Things I Watch When I Am Ironing #5: The Man In The High Castle, series 1

My husband describes The Man in the High Castle as a ‘morbid soap’, and he’s not wrong. Laugh a minute it ain’t.
After the action of the first couple of episodes, not much actually happens in the rest of the series. No-one ever has a proper conversation – they all just look meaningfully at each other and then look away, also meaningfully. However, this creates an impressively oppressive atmosphere – we have no idea what is going on but we know it isn’t anything nice.
Most impressive is the setting – a grubby, run-down America, with pompous Nazi symbolism and mystical Japanese culture pasted over the top.
There are too many coincidences and mumbled misery to take it all too seriously; the chances of Juliana running into Joe the amount of times she does is ludicrous, for a start, and why does Frank’s friend Ed take the gun back to work to dispose of? I mean, the place is full of suspicious eyes and the Japanese have been crawling all over it. Drop it down a drain, for gawd’s sake!
But in most parts, the storyline is solid and the acting is excellent. Top US Nazi John Smith discovering his son has an incurable disease was cleverly handled without histrionics, and the relationship between gentle Mr Tagomi and nervous Juliana was touchingly portrayed.
The closing scene (with the i-ching consulting Mr Tagomi opening his eyes to an alternative 1962 America) was so beautiful and compelling I watched it three times. Man in the high castle posters
After a few episodes of running around and hard stares, the ending of the final two episodes was masterful. It turned the whole premise of the series from ‘what would have happened if?’ to pure sci-fi. Do these films show the future, or a scenario of different futures? Or are they not the future at all, are they different realities? Are we in a time-travelling situation here? Hitler had racks and racks of films – did they help him win the war? Do the films change depending on the things he does? Is he the man in the high castle?? Bring on season two.

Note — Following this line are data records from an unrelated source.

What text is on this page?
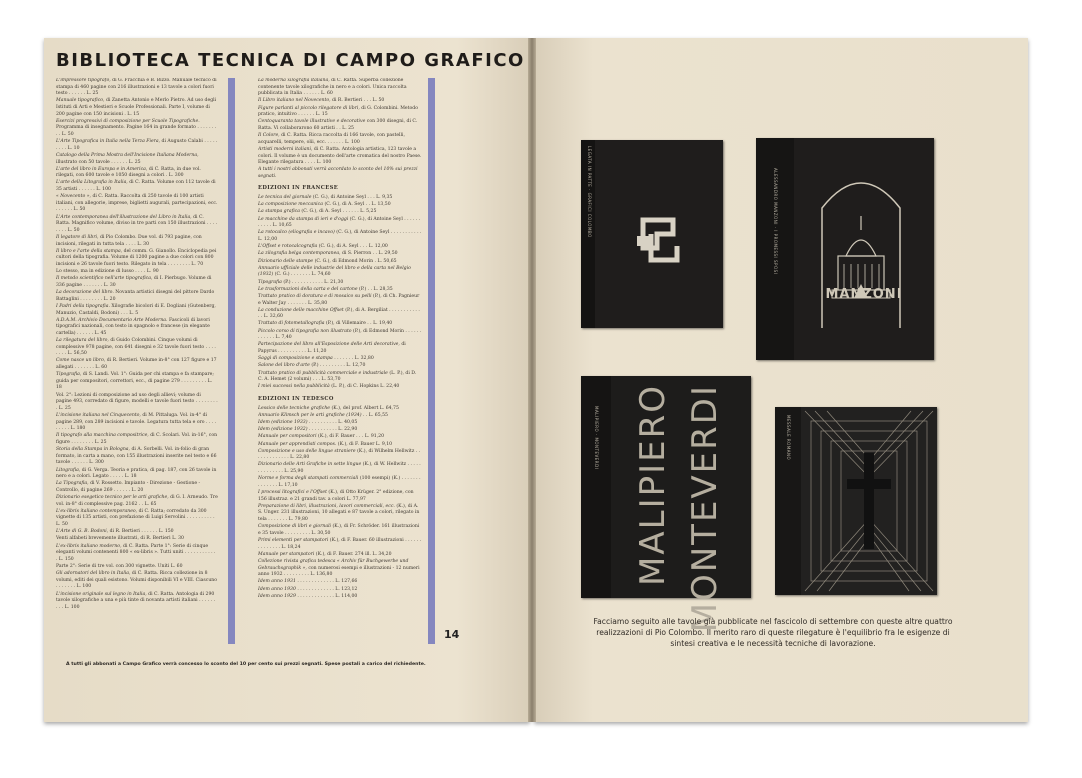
BIBLIOTECA TECNICA DI CAMPO GRAFICO
L'impressore tipografo, di G. Fracchia e B. Bizzo. Manuale tecnico di stampa di 460 pagine con 216 illustrazioni e 13 tavole a colori fuori testo . . . . . . L. 25
Manuale tipografico, di Zanetta Antonio e Merlo Pietro. Ad uso degli Istituti di Arti e Mestieri e Scuole Professionali. Parte I, volume di 200 pagine con 150 incisioni . L. 15
Esercizi progressivi di composizione per Scuole Tipografiche. Programma di insegnamento. Pagine 164 in grande formato . . . . . . . . . L. 50
L'Arte Tipografica in Italia nella Terza Fiera, di Augusto Calabi . . . . . . . . . L. 10
Catalogo della Prima Mostra dell'Incisione Italiana Moderna, illustrato con 50 tavole . . . . . . L. 25
L'arte del libro in Europa e in America, di C. Ratta, in due vol. rilegati, con 600 tavole e 1050 disegni a colori . L. 300
L'arte della Litografia in Italia, di C. Ratta. Volume con 112 tavole di 35 artisti . . . . . . L. 100
« Novecento », di C. Ratta. Raccolta di 250 tavole di 100 artisti italiani, con allegorie, imprese, biglietti augurali, partecipazioni, ecc. . . . . . . L. 50
L'Arte contemporanea dell'illustrazione del Libro in Italia, di C. Ratta. Magnifico volume, diviso in tre parti con 150 illustrazioni . . . . . . . . L. 50
Il legatore di libri, di Pio Colombo. Due vol. di 793 pagine, con incisioni, rilegati in tutta tela . . . . L. 30
Il libro e l'arte della stampa, del comm. G. Gianollo. Enciclopedia pei cultori della tipografia. Volume di 1200 pagine a due colori con 800 incisioni e 26 tavole fuori testo. Rilegato in tela . . . . . . . . L. 70
Lo stesso, ma in edizione di lusso . . . . L. 90
Il metodo scientifico nell'arte tipografica, di I. Pierbugo. Volume di 336 pagine . . . . . . . L. 30
La decorazione del libro. Novanta artistici disegni del pittore Dardo Battaglini . . . . . . . . L. 20
I Padri della tipografia. Xilografie bicolori di E. Dogliani (Gutenberg, Manuzio, Castaldi, Bodoni) . . . L. 5
A.D.A.M. Archivio Documentario Arte Moderna. Fascicoli di lavori tipografici nazionali, con testo in spagnolo e francese (in elegante cartella) . . . . . . L. 45
La rilegatura del libro, di Guido Colombini. Cinque volumi di complessive 978 pagine, con 641 disegni e 32 tavole fuori testo . . . . . . . . L. 56,50
Come nasce un libro, di R. Bertieri. Volume in-8° con 127 figure e 17 allegati . . . . . . . L. 60
Tipografia, di S. Landi. Vol. 1°: Guida per chi stampa e fa stampare; guida per compositori, correttori, ecc., di pagine 279 . . . . . . . . . L. 18
Vol. 2°: Lezioni di composizione ad uso degli allievi; volume di pagine 493, corredato di figure, modelli e tavole fuori testo . . . . . . . . . L. 25
L'incisione italiana nel Cinquecento, di M. Pittaluga. Vol. in-4° di pagine 289, con 289 incisioni e tavole. Legatura tutta tela e oro . . . . . . . . . L. 180
Il tipografo alla macchina compositrice, di C. Scolari. Vol. in-16°, con figure . . . . . . . . L. 25
Storia della Stampa in Bologna, di A. Sorbelli. Vol. in-folio di gran formato, in carta a mano, con 155 illustrazioni inserite nel testo e 66 tavole . . . . . . L. 300
Litografia, di G. Verga. Teoria e pratica, di pag. 187, con 26 tavole in nero e a colori. Legato . . . . . L. 18
La Tipografia, di V. Rossetto. Impianto - Direzione - Gestione - Controllo, di pagine 269 . . . . . . L. 20
Dizionario esegetico tecnico per le arti grafiche, di G. I. Arneudo. Tre vol. in-8° di complessive pag. 2162 . . L. 65
L'ex-libris italiano contemporaneo, di C. Ratta; corredato da 300 vignette di 135 artisti, con prefazione di Luigi Servolini . . . . . . . . . . L. 50
L'Arte di G. B. Bodoni, di R. Bertieri . . . . . . L. 150
Venti alfabeti brevemente illustrati, di R. Bertieri L. 30
L'ex-libris italiano moderno, di C. Ratta. Parte 1°: Serie di cinque eleganti volumi contenenti 800 « ex-libris ». Tutti uniti . . . . . . . . . . . . L. 150
Parte 2°: Serie di tre vol. con 300 vignette. Uniti L. 60
Gli adornatori del libro in Italia, di C. Ratta. Ricca collezione in 8 volumi, editi dei quali esistono. Volumi disponibili VI e VIII. Ciascuno . . . . . . . L. 100
L'incisione originale sul legno in Italia, di C. Ratta. Antologia di 290 tavole xilografiche a una e più tinte di novanta artisti italiani . . . . . . . . . L. 100
La moderna xilografia italiana, di C. Ratta. Superba collezione contenente tavole xilografiche in nero e a colori. Unica raccolta pubblicata in Italia . . . . . . L. 60
Il Libro italiano nel Novecento, di R. Bertieri . . . L. 50
Figure parlanti al piccolo rilegatore di libri, di G. Colombini. Metodo pratico, intuitivo . . . . . . L. 15
Centoquaranta tavole illustrative e decorative con 300 disegni, di C. Ratta. Vi collaborarono 60 artisti . . L. 25
Il Colore, di C. Ratta. Ricca raccolta di 166 tavole, con pastelli, acquarelli, tempere, olii, ecc. . . . . . . L. 100
Artisti moderni italiani, di C. Ratta. Antologia artistica, 123 tavole a colori. Il volume è un documento dell'arte cromatica del nostro Paese. Elegante rilegatura . . . . L. 100
A tutti i nostri abbonati verrà accordato lo sconto del 10% sui prezzi segnati.
EDIZIONI IN FRANCESE
Le tecnica del giornale (C. G.), di Antoine Seyl . . . L. 9,35
La composizione meccanica (C. G.), di A. Seyl . . L. 13,50
La stampa grafica (C. G.), di A. Seyl . . . . . . L. 5,25
Le macchine da stampa di ieri e d'oggi (C. G.), di Antoine Seyl . . . . . . . . . . . L. 10,65
La rotocalco (eliografia e incavo) (C. G.), di Antoine Seyl . . . . . . . . . . . L. 12,00
L'Offset e rotocalcografia (C. G.), di A. Seyl . . . L. 12,00
La zilografia belga contemporanea, di S. Pierron . . L. 29,50
Dizionario delle stampe (C. G.), di Edmond Morin . L. 50,65
Annuario ufficiale delle industrie del libro e della carta nel Belgio (1932) (C. G.) . . . . . . . L. 74,60
Tipografia (P.) . . . . . . . . . . . L. 21,30
Le trasformazioni della carta e del cartone (P.) . . L. 28,35
Trattato pratico di doratura e di mosaico su pelli (P.), di Ch. Pagnieur e Walter Jay . . . . . . . L. 35,80
La conduzione delle macchine Offset (P.), di A. Bergiliat . . . . . . . . . . . . . L. 32,60
Trattato di fotometallografia (P.), di Villemaire . . L. 19,40
Piccolo corso di tipografia non illustrato (P.), di Edmond Morin . . . . . . . . . . . . L. 7,40
Partecipazione del libro all'Esposizione delle Arti decorative, di Papyrus . . . . . . . . . . L. 11,20
Saggi di composizione e stampa . . . . . . . L. 32,80
Salone del libro d'arte (P.) . . . . . . . . . L. 12,70
Trattato pratico di pubblicità commerciale e industriale (L. P.), di D. C. A. Hemet (2 volumi) . . . L. 53,70
I miei successi nella pubblicità (L. P.), di C. Hopkins L. 22,40
EDIZIONI IN TEDESCO
Lessico delle tecniche grafiche (K.), del prof. Albert L. 64,75
Annuario Klimsch per le arti grafiche (1934) . . L. 65,55
Idem (edizione 1933) . . . . . . . . . . L. 40,05
Idem (edizione 1932) . . . . . . . . . . L. 22,90
Manuale per compositori (K.), di F. Bauer . . . L. 91,20
Manuale per apprendisti compos. (K.), di F. Bauer L. 9,10
Composizione e uso delle lingue straniere (K.), di Wilhelm Hellwitz . . . . . . . . . . . . . L. 22,80
Dizionario delle Arti Grafiche in sette lingue (K.), di W. Hellwitz . . . . . . . . . . . . . . L. 25,90
Norme e forma degli stampati commerciali (100 esempi) (K.) . . . . . . . . . . . . . . L. 17,10
I processi litografici e l'Offset (K.), di Otto Krüger. 2° edizione, con 156 illustraz. e 21 grandi tav. a colori L. 77,97
Preparazione di libri, illustrazioni, lavori commerciali, ecc. (K.), di A. S. Unger. 231 illustrazioni, 10 allegati e 87 tavole a colori, rilegato in tela . . . . . . . L. 79,80
Composizione di libri e giornali (K.), di Fr. Schröder. 161 illustrazioni e 35 tavole . . . . . . . . . L. 30,50
Primi elementi per stampatori (K.), di F. Bauer. 60 illustrazioni . . . . . . . . . . . . . . L. 18,24
Manuale per stampatori (K.), di F. Bauer. 274 ill. L. 34,20
Collezione rivista grafica tedesca « Archiv für Buchgewerbe und Gebrauchsgraphik », con numerosi esempi e illustrazioni - 12 numeri anno 1932 . . . . . . . . . L. 136,80
Idem anno 1931 . . . . . . . . . . . . . L. 127,66
Idem anno 1930 . . . . . . . . . . . . . L. 123,12
Idem anno 1929 . . . . . . . . . . . . . L. 114,00
14
A tutti gli abbonati a Campo Grafico verrà concesso lo sconto del 10 per cento sui prezzi segnati. Spese postali a carico del richiedente.
LEGATA IN PATTE · GRAFICI COLOMBO	ALESSANDRO MANZONI · I PROMESSI SPOSI
MANZONI
MALIPIERO · MONTEVERDI MALIPIERO MONTEVERDI	MESSALE ROMANO
Facciamo seguito alle tavole già pubblicate nel fascicolo di settembre con queste altre quattro realizzazioni di Pio Colombo. Il merito raro di queste rilegature è l'equilibrio fra le esigenze di sintesi creativa e le necessità tecniche di lavorazione.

Things I think about when I trek to the airing cupboard:

  • Who was the second man in the film Juliana and Frank saw being shot?
  • Is Joe Blake John Smith’s son? Has that actually been said, out loud, by anyone?
  • Why does the nasty Nazi want to kill John Smith? I know it all has to do with the plot to kill Hitler, but that’s as far as I can go.
  • What conditioner does Juliana use? Is it some sort of Japanese concoction? Because, despite all her troubles, her hair is unfailingly divine.

Things I Watch When I Am Ironing #4: The Man In The High Castle, eps 1 & 2

Why aren’t there more ‘what if’ programmes out there? The scope to be clever and deep is endless when you are weaving an alternative world. Maybe that is why – are they just too intricate to do properly?

The Man In The High Castle builds a world where the allies lost World War II and the Germans and the Japanese divided the United States between them.
Set in 1962, it is based on a Philip K Dick novel I have never read, centred around a banned book describing how the allies actually won the war. In the programme, the book has become a reel of film, a necessary morph using a more visual medium for the screen.

When building a different world, it is the tiny things that make it real. In Philip Pullman’s His Dark Materials, which has two Oxfords, one character is confused by the small round marks all over the pavement. It is discarded chewing gum, something we never notice but which did not exist in her world.
In TMITHC it is the friendly highway patrol cop who is actually an autobahn cop, and the endless ballads on the radio – because rock ‘n’ roll never happened.

But cripes, it’s bloody dark. The ice-cream coloured, big-refrigerated America of the 50s never happened, so everyone lives in poky, dirty apartments and everything is falling apart and frayed. Jobs are precious, especially for the native population, and everyone has to keep their heads down and keep quiet.

The main characters are, naturally, frowning and anxious and not particularly engaging.
There are also aspects of the plot that left me – even after two watch-throughs – frowning and anxious myself. The origami man on the bridge – how did he get there and know so much? The thief who stole Juliana’s bag from the bus – how did that save Frank from the firing squad? And the diplomat pretending to be from Sweden who came to visit the Japanese fella and talk about Hitler and I Ching? I mean – why?

Confusing? You betcha. But the cinematography and direction is utterly impressive, and the whole premise is so damned intriguing there is no question that I’ll be clicking onto Amazon Prime and binge-watching as soon as the whole series is released.